Virtually a year ago, the Government of Barbados announced an economic adjustment strategy over a 19-month period that was supposed to bring some degree of balance between Government’s revenue and expenditure as well as put the country in a position that it can begin to generate some level of real economic growth, particularly in the medium to long term.
Based on the most recent economic review done by the Central Bank of Barbados and the issues highlighted in last week’s Press conference by Minister of Finance and Economic Affairs Chris Sinckler, it is reasonably safe to conclude that the local economy is not responding as anticipated to the package of measures put forward.
With only a few months left of the initial 19 months adjustment period, no real economic growth is expected in 2014 and there is still well over $150 million in fiscal deficit to be tackled.
What is interesting in this context is that the Central Bank in its report has noted that the fiscal deficit has been financed through reductions in Government’s deposits at commercial banks as well as continued use of facilities at both the National Insurance Scheme and the Central Bank. Further, the Central Bank is suggesting that more policy initiatives are required in order to bring the fiscal deficit down to about 6.6 per cent of GDP in the next five to six months.
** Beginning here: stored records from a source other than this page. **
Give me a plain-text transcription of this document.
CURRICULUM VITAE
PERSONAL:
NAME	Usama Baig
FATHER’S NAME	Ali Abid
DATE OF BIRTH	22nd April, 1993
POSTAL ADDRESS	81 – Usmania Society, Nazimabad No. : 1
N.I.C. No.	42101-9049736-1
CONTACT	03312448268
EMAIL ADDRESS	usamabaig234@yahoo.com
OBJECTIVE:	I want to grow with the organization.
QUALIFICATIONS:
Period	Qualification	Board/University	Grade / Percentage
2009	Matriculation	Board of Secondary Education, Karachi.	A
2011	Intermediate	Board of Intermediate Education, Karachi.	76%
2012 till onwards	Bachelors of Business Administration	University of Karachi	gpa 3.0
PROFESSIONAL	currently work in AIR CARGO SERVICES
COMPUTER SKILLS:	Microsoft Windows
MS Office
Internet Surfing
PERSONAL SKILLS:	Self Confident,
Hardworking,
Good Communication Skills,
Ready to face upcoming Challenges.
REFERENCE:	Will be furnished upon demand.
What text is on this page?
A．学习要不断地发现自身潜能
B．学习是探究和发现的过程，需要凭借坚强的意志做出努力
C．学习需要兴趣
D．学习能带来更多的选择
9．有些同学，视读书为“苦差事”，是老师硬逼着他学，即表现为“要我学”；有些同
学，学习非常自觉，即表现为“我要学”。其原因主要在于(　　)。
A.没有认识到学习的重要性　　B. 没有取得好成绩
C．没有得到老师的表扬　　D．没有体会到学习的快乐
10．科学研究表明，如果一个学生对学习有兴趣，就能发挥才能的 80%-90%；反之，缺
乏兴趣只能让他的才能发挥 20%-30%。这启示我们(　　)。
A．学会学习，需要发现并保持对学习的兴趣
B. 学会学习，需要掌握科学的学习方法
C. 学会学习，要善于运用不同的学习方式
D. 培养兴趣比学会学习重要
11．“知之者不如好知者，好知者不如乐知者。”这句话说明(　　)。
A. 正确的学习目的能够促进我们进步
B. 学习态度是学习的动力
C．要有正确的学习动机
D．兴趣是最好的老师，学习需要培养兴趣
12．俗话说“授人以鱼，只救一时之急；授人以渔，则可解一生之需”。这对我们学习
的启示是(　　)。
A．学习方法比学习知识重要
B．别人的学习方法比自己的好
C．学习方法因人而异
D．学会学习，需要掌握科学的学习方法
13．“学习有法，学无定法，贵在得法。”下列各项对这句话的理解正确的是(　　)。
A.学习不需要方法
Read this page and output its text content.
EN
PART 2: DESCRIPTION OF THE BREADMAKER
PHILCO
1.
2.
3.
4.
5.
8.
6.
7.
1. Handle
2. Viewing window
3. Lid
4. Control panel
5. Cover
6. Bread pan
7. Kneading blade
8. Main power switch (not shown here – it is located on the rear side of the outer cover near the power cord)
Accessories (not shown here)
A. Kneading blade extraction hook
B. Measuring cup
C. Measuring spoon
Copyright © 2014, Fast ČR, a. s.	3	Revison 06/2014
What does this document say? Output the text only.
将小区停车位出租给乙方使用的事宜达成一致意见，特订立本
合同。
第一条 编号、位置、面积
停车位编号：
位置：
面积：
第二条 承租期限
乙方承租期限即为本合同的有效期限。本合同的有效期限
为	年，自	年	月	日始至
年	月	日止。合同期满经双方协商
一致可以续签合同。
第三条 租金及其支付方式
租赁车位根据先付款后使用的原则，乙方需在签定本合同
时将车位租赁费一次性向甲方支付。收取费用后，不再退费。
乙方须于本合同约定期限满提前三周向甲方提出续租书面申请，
Based on the information provided by Sinckler during his Press conference, it seems that there is indeed some consensus between the Government and the Central Bank in relation to the necessity to further reduce the fiscal deficit. In that regard, Sinckler has hinted that the approach to reducing the fiscal deficit will include a combination of revenue raising measures (more specifically a broadening of the tax base where feasible), cuts in public expenditure (through attrition, for example, as a result of the merging of some state owned enterprises) and further borrowings.
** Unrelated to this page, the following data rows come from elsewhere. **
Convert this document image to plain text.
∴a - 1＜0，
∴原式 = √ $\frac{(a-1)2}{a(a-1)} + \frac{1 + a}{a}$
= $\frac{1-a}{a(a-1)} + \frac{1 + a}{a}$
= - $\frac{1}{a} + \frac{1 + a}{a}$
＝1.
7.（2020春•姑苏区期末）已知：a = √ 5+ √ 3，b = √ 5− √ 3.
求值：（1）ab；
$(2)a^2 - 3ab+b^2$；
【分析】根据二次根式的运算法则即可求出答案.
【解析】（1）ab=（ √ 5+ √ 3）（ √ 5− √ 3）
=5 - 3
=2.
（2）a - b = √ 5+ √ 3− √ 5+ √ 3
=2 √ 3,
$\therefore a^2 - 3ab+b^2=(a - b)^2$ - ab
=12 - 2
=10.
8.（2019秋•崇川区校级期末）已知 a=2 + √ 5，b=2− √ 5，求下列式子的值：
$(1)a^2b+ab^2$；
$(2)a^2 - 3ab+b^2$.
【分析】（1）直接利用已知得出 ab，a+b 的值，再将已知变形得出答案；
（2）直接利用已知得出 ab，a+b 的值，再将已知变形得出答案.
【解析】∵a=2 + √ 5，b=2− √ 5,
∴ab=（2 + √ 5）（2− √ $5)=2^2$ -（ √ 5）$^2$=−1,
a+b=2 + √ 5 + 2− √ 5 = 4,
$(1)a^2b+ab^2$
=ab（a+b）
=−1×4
Clearly, Barbados has found itself in a rather difficult situation – a situation that confirms the continued economic challenges facing the country and the need to find the right mix of policies and strategies to restore economic order, both internally and externally. Â
You see, the present economic environment calls not only for measures that will stabilise the fiscal deficit but also for remedies that can grow the economy. In macroeconomic terms, these goals seem contradictory. If the Government decides to broaden the tax base and simultaneously reduce public expenditure, both of these measures will have negative implications for the country’s growth potential. Therefore, to grow the economy, the better strategy would be to reduce taxes and increase public expenditure particularly on the capital side. But with the fiscal deficit being as high as it already stands as a result of weak performances on both the revenue and expenditure sides, a growth strategy that is based on fiscal stimulus is hardly likely at this time.
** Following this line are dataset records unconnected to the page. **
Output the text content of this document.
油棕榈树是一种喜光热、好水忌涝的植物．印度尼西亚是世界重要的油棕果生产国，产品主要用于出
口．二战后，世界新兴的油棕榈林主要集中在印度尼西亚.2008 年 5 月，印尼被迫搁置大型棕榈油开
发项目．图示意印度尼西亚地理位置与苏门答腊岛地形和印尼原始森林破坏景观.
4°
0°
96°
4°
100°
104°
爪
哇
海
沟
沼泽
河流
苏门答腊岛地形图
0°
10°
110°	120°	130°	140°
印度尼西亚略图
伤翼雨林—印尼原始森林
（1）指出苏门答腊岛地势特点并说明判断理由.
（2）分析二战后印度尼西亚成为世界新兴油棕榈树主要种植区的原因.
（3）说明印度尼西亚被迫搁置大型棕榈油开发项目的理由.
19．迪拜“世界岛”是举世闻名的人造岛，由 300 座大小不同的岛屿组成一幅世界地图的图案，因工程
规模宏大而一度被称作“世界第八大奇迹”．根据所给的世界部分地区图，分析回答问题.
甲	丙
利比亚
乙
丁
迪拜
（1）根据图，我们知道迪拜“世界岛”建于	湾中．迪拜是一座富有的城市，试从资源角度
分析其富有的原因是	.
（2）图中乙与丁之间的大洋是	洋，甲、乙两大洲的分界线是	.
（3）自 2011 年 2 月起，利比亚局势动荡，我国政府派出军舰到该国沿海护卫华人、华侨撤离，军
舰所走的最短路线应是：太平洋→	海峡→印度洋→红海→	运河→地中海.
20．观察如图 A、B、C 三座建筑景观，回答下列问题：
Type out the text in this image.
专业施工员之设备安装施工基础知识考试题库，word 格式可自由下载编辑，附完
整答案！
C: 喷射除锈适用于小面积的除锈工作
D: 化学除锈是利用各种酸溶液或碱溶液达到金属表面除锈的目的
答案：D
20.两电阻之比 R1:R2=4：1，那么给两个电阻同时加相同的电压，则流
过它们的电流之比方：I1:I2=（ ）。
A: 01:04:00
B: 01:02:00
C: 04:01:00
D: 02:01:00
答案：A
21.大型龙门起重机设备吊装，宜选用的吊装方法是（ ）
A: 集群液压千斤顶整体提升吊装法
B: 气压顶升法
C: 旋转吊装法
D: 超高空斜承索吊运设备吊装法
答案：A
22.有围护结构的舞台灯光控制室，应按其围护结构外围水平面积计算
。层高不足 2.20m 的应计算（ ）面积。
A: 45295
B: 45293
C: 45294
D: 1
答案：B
And for this reason, mostly, the upcoming budgetary proposals have to be seen as one of the most important in recent times. The critical question that remains is: How far is the Government willing to go based on the minister of finance’s suggestions in relation to broadening the tax base and cutting expenditure?
The answer to that crucial question will determine whether the country will finally begin to emerge out of its current economic challenges or whether those challenges will intensify in the months ahead.